Class of Norwegian steam locomotives

The NSB class 30 was a 4-6-0 tender steam locomotive formerly used in Norway by Norwegian State Railways. The class 30 engines were an upsized version of the NSB Class 45 engines. Class 30 locomotives were originally intended for use on the Dovre Line, but they were employed throughout the Norwegian rail network. The first of these engines were produced in 1914, the last in 1939.
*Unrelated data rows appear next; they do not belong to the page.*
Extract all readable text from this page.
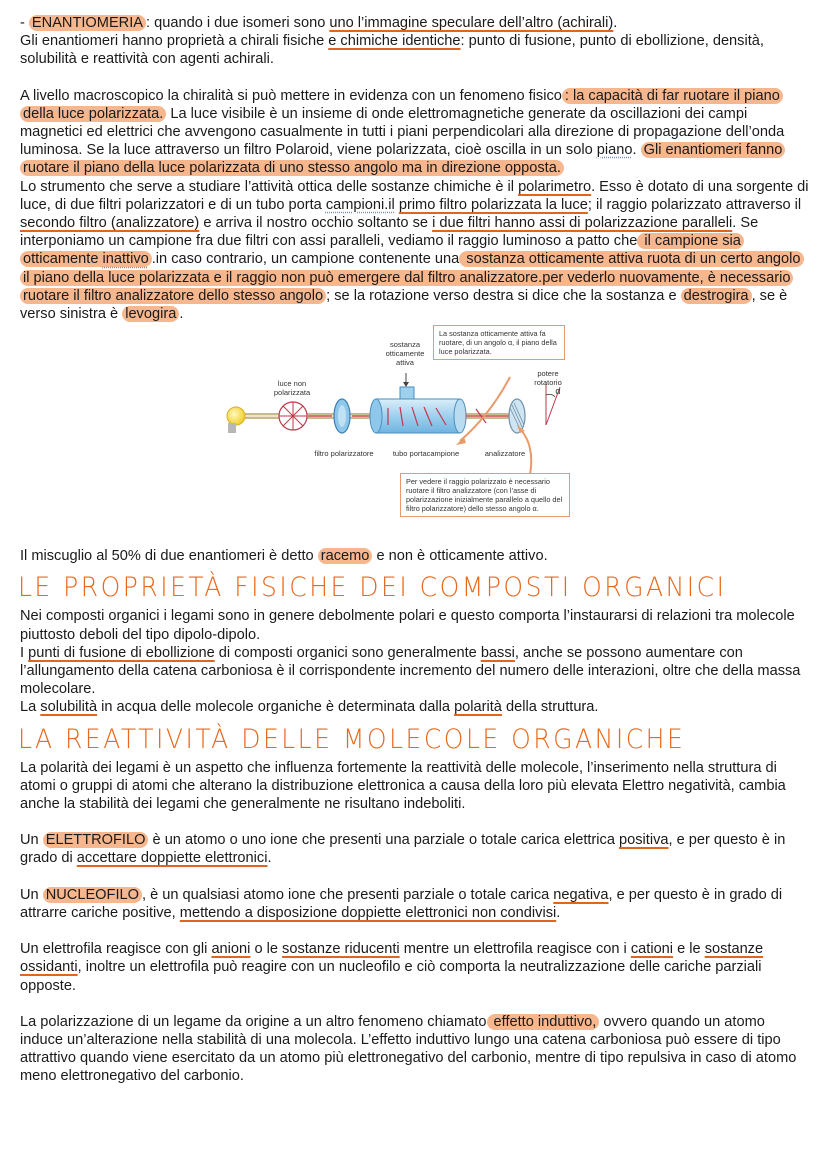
- ENANTIOMERIA : quando i due isomeri sono uno l’immagine speculare dell’altro (achirali).
Gli enantiomeri hanno proprietà a chirali fisiche e chimiche identiche: punto di fusione, punto di ebollizione, densità, solubilità e reattività con agenti achirali.

A livello macroscopico la chiralità si può mettere in evidenza con un fenomeno fisico : la capacità di far ruotare il piano della luce polarizzata. La luce visibile è un insieme di onde elettromagnetiche generate da oscillazioni dei campi magnetici ed elettrici che avvengono casualmente in tutti i piani perpendicolari alla direzione di propagazione dell’onda luminosa. Se la luce attraverso un filtro Polaroid, viene polarizzata, cioè oscilla in un solo piano. Gli enantiomeri fanno ruotare il piano della luce polarizzata di uno stesso angolo ma in direzione opposta.

Lo strumento che serve a studiare l’attività ottica delle sostanze chimiche è il polarimetro. Esso è dotato di una sorgente di luce, di due filtri polarizzatori e di un tubo porta campioni.il primo filtro polarizzata la luce; il raggio polarizzato attraverso il secondo filtro (analizzatore) e arriva il nostro occhio soltanto se i due filtri hanno assi di polarizzazione paralleli. Se interponiamo un campione fra due filtri con assi paralleli, vediamo il raggio luminoso a patto che il campione sia otticamente inattivo .in caso contrario, un campione contenente una sostanza otticamente attiva ruota di un certo angolo il piano della luce polarizzata e il raggio non può emergere dal filtro analizzatore.per vederlo nuovamente, è necessario ruotare il filtro analizzatore dello stesso angolo ; se la rotazione verso destra si dice che la sostanza e destrogira , se è verso sinistra è levogira .

La sostanza otticamente attiva fa ruotare, di un angolo α, il piano della luce polarizzata.
sostanza otticamente attiva
luce non polarizzata
potere rotatorio
α
filtro polarizzatore	tubo portacampione	analizzatore
Per vedere il raggio polarizzato è necessario ruotare il filtro analizzatore (con l’asse di polarizzazione inizialmente parallelo a quello del filtro polarizzatore) dello stesso angolo α.

Il miscuglio al 50% di due enantiomeri è detto racemo e non è otticamente attivo.

LE PROPRIETÀ FISICHE DEI COMPOSTI ORGANICI

Nei composti organici i legami sono in genere debolmente polari e questo comporta l’instaurarsi di relazioni tra molecole piuttosto deboli del tipo dipolo-dipolo.
I punti di fusione di ebollizione di composti organici sono generalmente bassi, anche se possono aumentare con l’allungamento della catena carboniosa è il corrispondente incremento del numero delle interazioni, oltre che della massa molecolare.
La solubilità in acqua delle molecole organiche è determinata dalla polarità della struttura.

LA REATTIVITÀ DELLE MOLECOLE ORGANICHE

La polarità dei legami è un aspetto che influenza fortemente la reattività delle molecole, l’inserimento nella struttura di atomi o gruppi di atomi che alterano la distribuzione elettronica a causa della loro più elevata Elettro negatività, cambia anche la stabilità dei legami che generalmente ne risultano indeboliti.

Un ELETTROFILO è un atomo o uno ione che presenti una parziale o totale carica elettrica positiva, e per questo è in grado di accettare doppiette elettronici.

Un NUCLEOFILO , è un qualsiasi atomo ione che presenti parziale o totale carica negativa, e per questo è in grado di attrarre cariche positive, mettendo a disposizione doppiette elettronici non condivisi.

Un elettrofila reagisce con gli anioni o le sostanze riducenti mentre un elettrofila reagisce con i cationi e le sostanze ossidanti, inoltre un elettrofila può reagire con un nucleofilo e ciò comporta la neutralizzazione delle cariche parziali opposte.

La polarizzazione di un legame da origine a un altro fenomeno chiamato effetto induttivo, ovvero quando un atomo induce un’alterazione nella stabilità di una molecola. L’effetto induttivo lungo una catena carboniosa può essere di tipo attrattivo quando viene esercitato da un atomo più elettronegativo del carbonio, mentre di tipo repulsiva in caso di atomo meno elettronegativo del carbonio.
A total of 45 type 30 engines were completed by Thune which produced 22 engines, and NMI which produced 23 engines. The type 30 was produced in three versions. Class 30a had four cylinder high pressure engine, while class 30b and 30c were compound engines. 18 units were made of the lightest version the 30a (numbered 256-258, 271-282, and 316-318), there were 23 units of the 30b (numbered 346-368), while 4 units were made of the heaviest version, the 30c (numbered 466 to 469). The last class 30 engines were withdrawn from service in 1969. However, engine no. 271 was preserved by the Norwegian Railway Club, and has been used by their department Norsk Museumstog for heritage trains on lines like the Rauma Line.

==Incident==
- Two NSB class 30b engines, no. 364 and no. 365, double-headed to haul one of the trains involved in the Nidareid train disaster in 1921.